There seems to some considerable debate about just what will happen to the GBP vs EUR and USD should various General Election scenarios come to pass. Forecasting does often have its outliers but there can be, very generally, some consensus viewed in learning of institutional banking predictions for currency crosses. This doesn’t appear to be the case currently with the upcoming election splitting opinions about whether or not the rise in the strength of the Pound usually expected from a Tory majority is currently priced in to the markets or whether or not this would invite a significant increase in the Pound’s value. Predictions available from major forecasters appear to be lumped either around current levels, in the event of a Johnson win, or lumped around a figure 5-7% above the plateau we have traded at of late. So then, no consensus and the opportunity cost of incorrect predictions could be a very, very large move….

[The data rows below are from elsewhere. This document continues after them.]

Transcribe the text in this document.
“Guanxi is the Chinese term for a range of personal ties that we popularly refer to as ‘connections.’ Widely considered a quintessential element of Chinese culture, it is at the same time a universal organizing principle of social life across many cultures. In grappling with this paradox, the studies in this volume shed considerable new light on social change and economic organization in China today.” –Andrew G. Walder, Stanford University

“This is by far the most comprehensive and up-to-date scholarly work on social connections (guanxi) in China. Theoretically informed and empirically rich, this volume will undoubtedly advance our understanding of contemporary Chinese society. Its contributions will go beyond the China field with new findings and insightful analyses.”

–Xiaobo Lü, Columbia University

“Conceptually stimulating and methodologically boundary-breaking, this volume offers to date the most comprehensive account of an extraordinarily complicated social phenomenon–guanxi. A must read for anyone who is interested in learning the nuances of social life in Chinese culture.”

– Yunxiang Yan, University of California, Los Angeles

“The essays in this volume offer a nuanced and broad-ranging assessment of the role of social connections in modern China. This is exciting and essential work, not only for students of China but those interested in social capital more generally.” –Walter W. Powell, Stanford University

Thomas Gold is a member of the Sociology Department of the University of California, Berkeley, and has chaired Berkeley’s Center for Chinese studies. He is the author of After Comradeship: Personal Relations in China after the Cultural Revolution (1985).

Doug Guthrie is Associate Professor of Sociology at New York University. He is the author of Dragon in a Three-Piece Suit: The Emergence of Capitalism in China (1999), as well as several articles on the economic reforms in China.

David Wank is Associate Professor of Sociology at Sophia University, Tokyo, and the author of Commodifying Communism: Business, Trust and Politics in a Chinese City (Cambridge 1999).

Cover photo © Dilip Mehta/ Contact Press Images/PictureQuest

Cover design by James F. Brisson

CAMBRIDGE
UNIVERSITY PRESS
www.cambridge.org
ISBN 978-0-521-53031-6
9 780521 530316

The markets yesterday were abuzz with the news of the Pound breaking the 1.3000 figure on the news of the Conservative Party widening their lead to 12 points (versus the previous polling result of 11) over Labour. The actual voting figures now sit (in polls) at 44% for Tories and 32% for Labour. It could be said that Trump’s attendance in the UK may have ruffled the election process somewhat and there were some observers watching for the relationship between Trump and Johnson and the dreaded NHS conversation, but this (for now) looks as if it is an overstated risk as things ran smoothly since his arrival. Trump has verbally committed to stay out of the election altogether.
Trump’s visit is interesting from the perspective of his being an exponent of redefining trade terms and relationships and foregoing pleasantries in lieu of more forceful articulation of his desired ends. It is then no surprise that he is a supporter of Brexit, and the verbiage used in picking up a trade relationship with the UK may actually be worth watching closely – given he has been almost damning of his two main trade partners, China and the EU. Adding to this, the rhetoric concerning the NHS has actually taken a U-turn, Trump now saying that he wants nothing to do with the NHS and wouldn’t consider any part of it.